Last June I took a trip to Albany, NY to talk to 3 audiences on Peak Oil impacts. In the group that invited me, the Capital Regional Energy Forum CREF), is a physicist who teaches energy at a well-known university, and he served in the Peace Corps.
He has solar powered just about everything, including a solar powered canoe which we went for long ride in on a lake in the Adirondacks, and a PV solar powered house and pump for his well. He repairs about everything on his house himself and he heats much with passive solar. So the guy knows his stuff. He is no ivory tower academic.
We talked for hours about survival in colder areas after the last power blackout.
Survival looks difficult.
Eventually batteries and even the solar panels deteriorate. He thinks that he could store dry batteries with the liquid stored in glass to thus get “new batteries” after they conk out. But eventually the batteries and solar panels give out.
Cutting and moving wood without trucks, horses, and wagons will be hard and time consuming. There are not many horses around and it will take decades to breed enough horses to go around. And most horses will be eaten by the starving. Horses require food, care, vets, and medicine. No one is making wagons these days locally.
Wood stoves break, just like everything else. You could keep 1 or 2 extras, but eventually you have none and can’t get more, as there will be no transportation on the highways.
In many areas irrigation is needed and will fail. Irrigating land by manual labor is very difficult and time-consuming.
Asphalt roof shingles need to be replaced, and houses need to be painted and maintained.
Food must be grown in a short growing season, and all of the farm stuff that was once in an 1890 Sears catalog will no longer be available.

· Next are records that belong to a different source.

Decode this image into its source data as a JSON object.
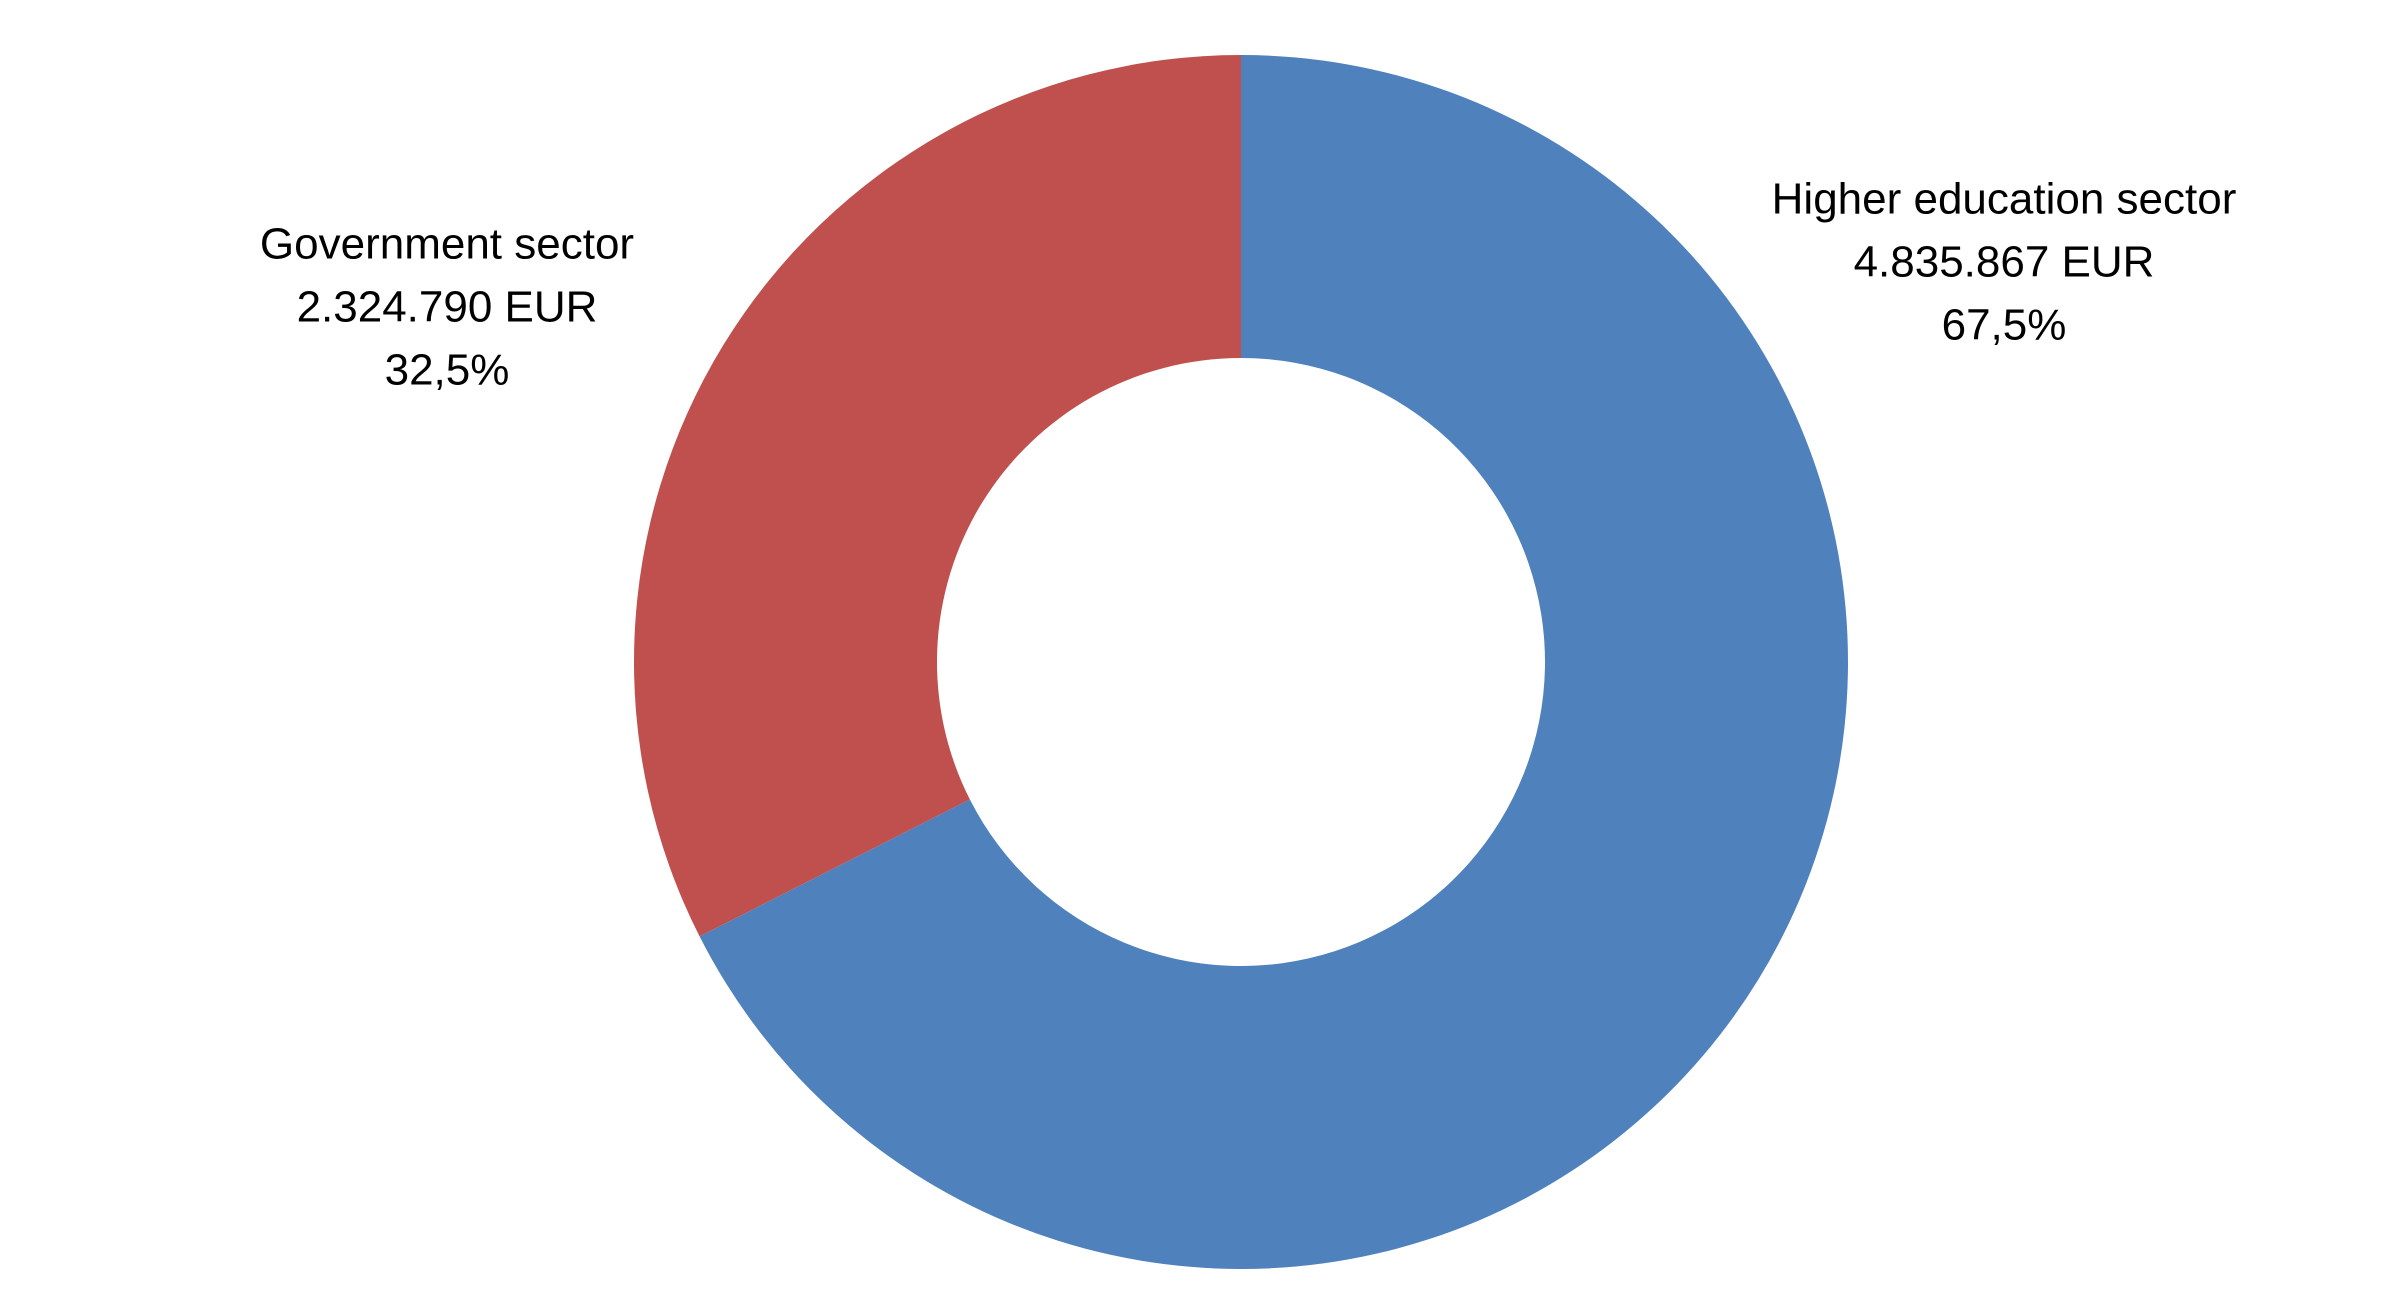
{
  "chart_data": {
    "type": "donut",
    "categories": [
      "Higher education sector",
      "Government sector"
    ],
    "values": [
      4835867,
      2324790
    ],
    "value_labels": [
      "4.835.867 EUR",
      "2.324.790 EUR"
    ],
    "shares": [
      67.5,
      32.5
    ],
    "share_labels": [
      "67,5%",
      "32,5%"
    ],
    "colors": [
      "#4f81bd",
      "#c0504d"
    ]
  }
}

Last summer I took a tour of a farm and saw how dependent farming is on oil — transportation and manufacture of plastic feeding bowls, containers to store grains/feeds, straw, roofs for animals and storage areas, wire, rope, wood boards, cement, fencing, antibiotics for animals, asphalt shingles etc. Seed and hardware will no longer be available at the local hardware store, no more. No more Mason jars, they were once made in Muncie, Indiana and transported by rail all over the U.S., No more Mason jars, unless they are made locally.

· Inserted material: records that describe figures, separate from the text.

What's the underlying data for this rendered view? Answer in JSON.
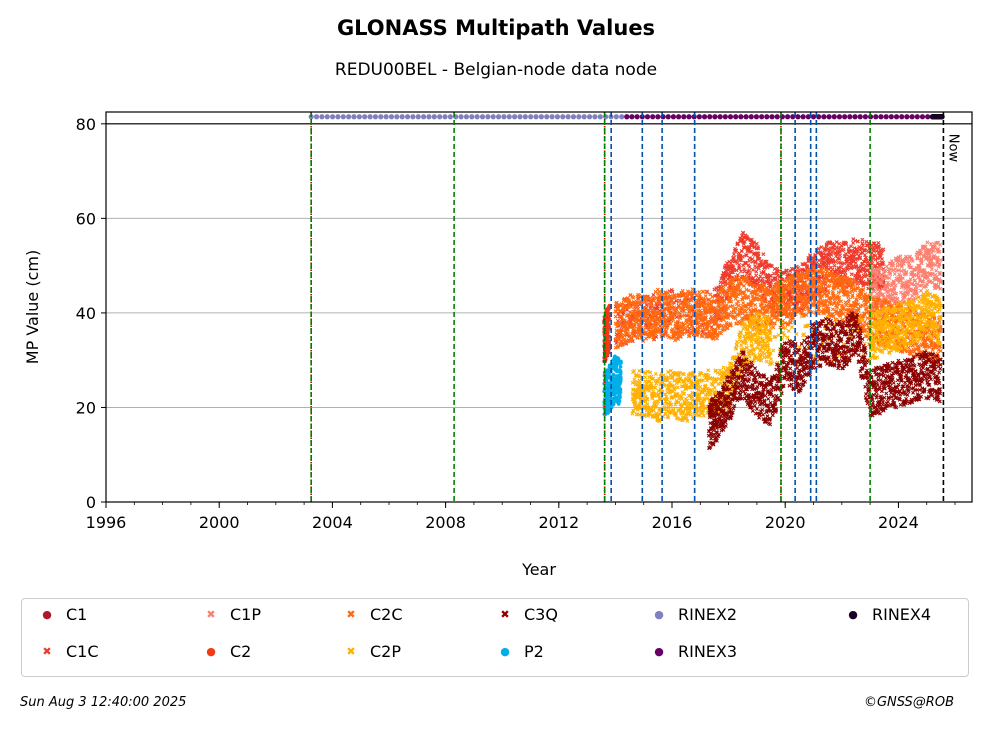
{
  "header": {
    "title": "GLONASS Multipath Values",
    "subtitle": "REDU00BEL - Belgian-node data node"
  },
  "footer": {
    "timestamp": "Sun Aug  3 12:40:00 2025",
    "copyright": "©GNSS@ROB"
  },
  "now_label": "Now",
  "chart_data": {
    "type": "scatter",
    "title": "GLONASS Multipath Values",
    "subtitle": "REDU00BEL - Belgian-node data node",
    "xlabel": "Year",
    "ylabel": "MP Value (cm)",
    "xlim": [
      1996,
      2026.6
    ],
    "ylim": [
      0,
      82.5
    ],
    "x_ticks": [
      1996,
      2000,
      2004,
      2008,
      2012,
      2016,
      2020,
      2024
    ],
    "x_tick_labels": [
      "1996",
      "2000",
      "2004",
      "2008",
      "2012",
      "2016",
      "2020",
      "2024"
    ],
    "y_ticks": [
      0,
      20,
      40,
      60,
      80
    ],
    "y_tick_labels": [
      "0",
      "20",
      "40",
      "60",
      "80"
    ],
    "grid": "horizontal",
    "legend_position": "bottom",
    "reference_line_y": 80,
    "now_x": 2025.59,
    "series": [
      {
        "name": "C1",
        "color": "#b2182b",
        "marker": "circle",
        "points": [
          [
            2013.6,
            34
          ],
          [
            2013.75,
            36
          ]
        ]
      },
      {
        "name": "C1C",
        "color": "#ef3b2c",
        "marker": "x",
        "points": [
          [
            2014.0,
            38
          ],
          [
            2015.0,
            39
          ],
          [
            2016.0,
            40
          ],
          [
            2017.5,
            40
          ],
          [
            2018.0,
            47
          ],
          [
            2018.5,
            52
          ],
          [
            2019.0,
            50
          ],
          [
            2019.5,
            45
          ],
          [
            2020.0,
            44
          ],
          [
            2020.5,
            45
          ],
          [
            2021.0,
            48
          ],
          [
            2021.5,
            50
          ],
          [
            2022.0,
            50
          ],
          [
            2022.5,
            51
          ],
          [
            2023.0,
            50
          ],
          [
            2023.5,
            50
          ]
        ]
      },
      {
        "name": "C1P",
        "color": "#fc8070",
        "marker": "x",
        "points": [
          [
            2023.0,
            45
          ],
          [
            2023.5,
            45
          ],
          [
            2024.0,
            47
          ],
          [
            2024.5,
            47
          ],
          [
            2025.0,
            50
          ],
          [
            2025.5,
            50
          ]
        ]
      },
      {
        "name": "C2",
        "color": "#f03b14",
        "marker": "circle",
        "points": [
          [
            2013.6,
            35
          ],
          [
            2013.8,
            37
          ]
        ]
      },
      {
        "name": "C2C",
        "color": "#ff6a10",
        "marker": "x",
        "points": [
          [
            2014.0,
            37
          ],
          [
            2014.5,
            39
          ],
          [
            2015.0,
            39
          ],
          [
            2015.5,
            40
          ],
          [
            2016.0,
            39
          ],
          [
            2016.5,
            40
          ],
          [
            2017.0,
            40
          ],
          [
            2017.5,
            39
          ],
          [
            2018.0,
            42
          ],
          [
            2018.5,
            43
          ],
          [
            2019.0,
            41
          ],
          [
            2019.5,
            41
          ],
          [
            2020.0,
            42
          ],
          [
            2020.5,
            44
          ],
          [
            2021.0,
            45
          ],
          [
            2021.5,
            44
          ],
          [
            2022.0,
            43
          ],
          [
            2022.5,
            42
          ],
          [
            2023.0,
            38
          ],
          [
            2023.5,
            38
          ],
          [
            2024.0,
            37
          ],
          [
            2024.5,
            36
          ],
          [
            2025.0,
            35
          ],
          [
            2025.5,
            34
          ]
        ]
      },
      {
        "name": "C2P",
        "color": "#ffb000",
        "marker": "x",
        "points": [
          [
            2014.6,
            23
          ],
          [
            2015.0,
            23
          ],
          [
            2015.5,
            22
          ],
          [
            2016.0,
            23
          ],
          [
            2016.5,
            22
          ],
          [
            2017.0,
            23
          ],
          [
            2017.5,
            23
          ],
          [
            2018.0,
            24
          ],
          [
            2018.5,
            33
          ],
          [
            2019.0,
            35
          ],
          [
            2019.5,
            34
          ],
          [
            2023.0,
            35
          ],
          [
            2023.5,
            36
          ],
          [
            2024.0,
            37
          ],
          [
            2024.5,
            38
          ],
          [
            2025.0,
            40
          ],
          [
            2025.5,
            38
          ]
        ]
      },
      {
        "name": "C3Q",
        "color": "#8b0000",
        "marker": "x",
        "points": [
          [
            2017.3,
            16
          ],
          [
            2017.6,
            18
          ],
          [
            2018.0,
            22
          ],
          [
            2018.5,
            27
          ],
          [
            2019.0,
            23
          ],
          [
            2019.5,
            21
          ],
          [
            2020.0,
            30
          ],
          [
            2020.5,
            28
          ],
          [
            2021.0,
            33
          ],
          [
            2021.5,
            34
          ],
          [
            2022.0,
            33
          ],
          [
            2022.5,
            36
          ],
          [
            2023.0,
            23
          ],
          [
            2023.5,
            24
          ],
          [
            2024.0,
            25
          ],
          [
            2024.5,
            26
          ],
          [
            2025.0,
            27
          ],
          [
            2025.5,
            26
          ]
        ]
      },
      {
        "name": "P2",
        "color": "#00aee8",
        "marker": "circle",
        "points": [
          [
            2013.6,
            23
          ],
          [
            2013.8,
            24
          ],
          [
            2014.0,
            26
          ],
          [
            2014.2,
            25
          ]
        ]
      },
      {
        "name": "RINEX2",
        "color": "#8080c0",
        "marker": "circle",
        "points": [
          [
            2003.25,
            81.5
          ],
          [
            2014.6,
            81.5
          ]
        ]
      },
      {
        "name": "RINEX3",
        "color": "#660066",
        "marker": "circle",
        "points": [
          [
            2014.4,
            81.5
          ],
          [
            2025.4,
            81.5
          ]
        ]
      },
      {
        "name": "RINEX4",
        "color": "#1a0022",
        "marker": "circle",
        "points": [
          [
            2025.2,
            81.5
          ],
          [
            2025.55,
            81.5
          ]
        ]
      }
    ],
    "event_lines": [
      {
        "x": 2003.25,
        "color": "#cc0000",
        "style": "dotted"
      },
      {
        "x": 2003.25,
        "color": "#008000",
        "style": "dashed"
      },
      {
        "x": 2008.3,
        "color": "#008000",
        "style": "dashed"
      },
      {
        "x": 2013.62,
        "color": "#cc0000",
        "style": "dotted"
      },
      {
        "x": 2013.62,
        "color": "#008000",
        "style": "dashed"
      },
      {
        "x": 2013.85,
        "color": "#0050b0",
        "style": "dashed"
      },
      {
        "x": 2014.95,
        "color": "#0050b0",
        "style": "dashed"
      },
      {
        "x": 2015.65,
        "color": "#0050b0",
        "style": "dashed"
      },
      {
        "x": 2016.8,
        "color": "#0050b0",
        "style": "dashed"
      },
      {
        "x": 2019.85,
        "color": "#cc0000",
        "style": "dotted"
      },
      {
        "x": 2019.85,
        "color": "#008000",
        "style": "dashed"
      },
      {
        "x": 2020.35,
        "color": "#0050b0",
        "style": "dashed"
      },
      {
        "x": 2020.9,
        "color": "#0050b0",
        "style": "dashed"
      },
      {
        "x": 2021.1,
        "color": "#0050b0",
        "style": "dashed"
      },
      {
        "x": 2023.0,
        "color": "#008000",
        "style": "dashed"
      },
      {
        "x": 2025.59,
        "color": "#000000",
        "style": "dashed"
      }
    ]
  },
  "legend": {
    "items": [
      {
        "label": "C1",
        "color": "#b2182b",
        "marker": "●"
      },
      {
        "label": "C1P",
        "color": "#fc8070",
        "marker": "✖"
      },
      {
        "label": "C2C",
        "color": "#ff6a10",
        "marker": "✖"
      },
      {
        "label": "C3Q",
        "color": "#8b0000",
        "marker": "✖"
      },
      {
        "label": "RINEX2",
        "color": "#8080c0",
        "marker": "●"
      },
      {
        "label": "RINEX4",
        "color": "#1a0022",
        "marker": "●"
      },
      {
        "label": "C1C",
        "color": "#ef3b2c",
        "marker": "✖"
      },
      {
        "label": "C2",
        "color": "#f03b14",
        "marker": "●"
      },
      {
        "label": "C2P",
        "color": "#ffb000",
        "marker": "✖"
      },
      {
        "label": "P2",
        "color": "#00aee8",
        "marker": "●"
      },
      {
        "label": "RINEX3",
        "color": "#660066",
        "marker": "●"
      }
    ]
  }
}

Then there is clothing which is currently manufactured and transported from afar. Making cloth is a major operation from growing cotton to making cloth. I studied the textile mills of Lowell National Historical Park in Lowell, Massachusetts, as I used it as an example of the confluence of capital, technology, and labor for a course I taught on Global Urban Politics at the University of New Hampshire. I know that the parts in those factories were manufactured in many places with a vast transportation network. Those factories will not be built again. And there are not many sheep around, nor animals for making leather clothes. Eventually down coats and down comforters wear out, as do blankets. Keeping warm will be a major problem for survival.
Potable water is another problem, and sanitation. When waste water treatment systems fail, sewage will be dumped into rivers and will spread intestinal and infectious diseases.

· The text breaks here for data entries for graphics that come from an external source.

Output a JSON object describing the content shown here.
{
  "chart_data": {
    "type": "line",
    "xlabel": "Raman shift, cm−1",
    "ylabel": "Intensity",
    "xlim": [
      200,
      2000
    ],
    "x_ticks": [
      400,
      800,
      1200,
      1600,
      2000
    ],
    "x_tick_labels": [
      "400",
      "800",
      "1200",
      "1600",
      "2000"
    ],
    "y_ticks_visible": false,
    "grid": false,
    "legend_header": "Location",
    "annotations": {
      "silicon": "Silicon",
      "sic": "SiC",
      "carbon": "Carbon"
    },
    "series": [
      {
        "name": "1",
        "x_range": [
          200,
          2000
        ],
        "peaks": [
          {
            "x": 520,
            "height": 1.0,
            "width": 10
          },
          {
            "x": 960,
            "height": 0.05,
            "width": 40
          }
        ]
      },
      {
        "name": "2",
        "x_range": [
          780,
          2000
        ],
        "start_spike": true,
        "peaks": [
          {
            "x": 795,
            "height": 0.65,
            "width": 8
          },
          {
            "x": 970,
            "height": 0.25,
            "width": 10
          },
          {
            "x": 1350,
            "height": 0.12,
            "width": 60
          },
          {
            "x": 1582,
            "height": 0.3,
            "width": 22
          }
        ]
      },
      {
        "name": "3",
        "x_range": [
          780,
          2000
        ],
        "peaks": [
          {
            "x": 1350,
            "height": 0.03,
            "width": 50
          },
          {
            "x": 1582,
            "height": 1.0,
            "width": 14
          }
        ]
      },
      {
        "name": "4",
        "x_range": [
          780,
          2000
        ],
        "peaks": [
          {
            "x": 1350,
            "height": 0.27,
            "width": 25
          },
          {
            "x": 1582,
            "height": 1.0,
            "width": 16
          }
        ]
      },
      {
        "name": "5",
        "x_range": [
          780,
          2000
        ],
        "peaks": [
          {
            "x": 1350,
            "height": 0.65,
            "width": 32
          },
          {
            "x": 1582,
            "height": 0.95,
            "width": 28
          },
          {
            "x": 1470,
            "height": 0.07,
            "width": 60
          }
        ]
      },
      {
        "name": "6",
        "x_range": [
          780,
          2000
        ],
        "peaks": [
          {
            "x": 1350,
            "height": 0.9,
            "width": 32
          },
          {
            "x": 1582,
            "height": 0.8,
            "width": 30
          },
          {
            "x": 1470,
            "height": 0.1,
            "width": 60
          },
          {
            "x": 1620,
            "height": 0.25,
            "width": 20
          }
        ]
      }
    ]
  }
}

And there will be no modern pharmacies and hospitals.
After auto and air transport end (which could be next week if there is some “event” in the Middle East), there will be no way of getting here, or from here to there. Bus and train reservations will be backed up for years. You know the old Maine joke, “can you get there from here?” Well this time the answer will be “no you can’t.” I keep reading in the newspapers that some of the folks over there in the Middle East are tired of others (including the elites in their own country) getting most of the oil, and that they are trying to shut down the flow of oil to us.